Addressing MEPs at his quarterly appearance at the European Parliament’s economic and monetary affairs committee, Mr Draghi acknowledged that some parts of the banking sector still faced a number of challenges, including “uncertainty about litigation and restructuring costs in a number of banks to working through a stock of legacy assets.”

But he said that non-performing loans had been identified by the ECB’s Comprehensive Assessment tests in 2014 and had been adequately provisioned for. “Therefore, we are in a good position to bring down NPLs in an orderly manner over the next few years,” he said.

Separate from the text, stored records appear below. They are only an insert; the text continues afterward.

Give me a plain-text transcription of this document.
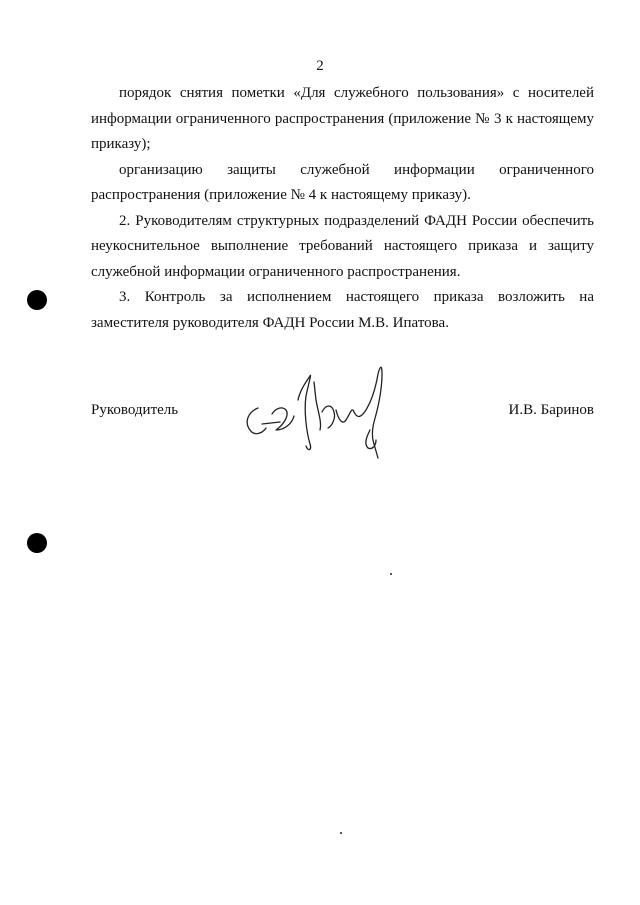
2

порядок снятия пометки «Для служебного пользования» с носителей информации ограниченного распространения (приложение № 3 к настоящему приказу);

организацию защиты служебной информации ограниченного распространения (приложение № 4 к настоящему приказу).

2. Руководителям структурных подразделений ФАДН России обеспечить неукоснительное выполнение требований настоящего приказа и защиту служебной информации ограниченного распространения.

3. Контроль за исполнением настоящего приказа возложить на заместителя руководителя ФАДН России М.В. Ипатова.

Руководитель	И.В. Баринов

Amid criticism from some investors that new European bail-in rules which came into force on January 1st may have fuelled market uncertainty, Mr Draghi said that similar rules were already in place in most other countries.

“The transition to these new bail in rules [IS]a very significant change and it’s a change we think for the better....In this way tax payers’ money is not going to be used as unfortunately happened during the crisis,” he said, noting that banks had enough loss-absorption capacity.

Britain

On the question of Britain’s renegotiation of its relationship with the European Union, Mr Draghi said the ECB was not a party to the negotiation, but he said that the “ideal objective” of the discussions would be to anchor the UK in the EU in a way that would both benefit Britain and the EU.

“We have two predominant aspects that we should protect. One is the single market, and the second one is our monetary union. We had and will continue to have great benefits from the single market so we should protect it and it’s perfectly clear that further integration of the monetary union is essential.”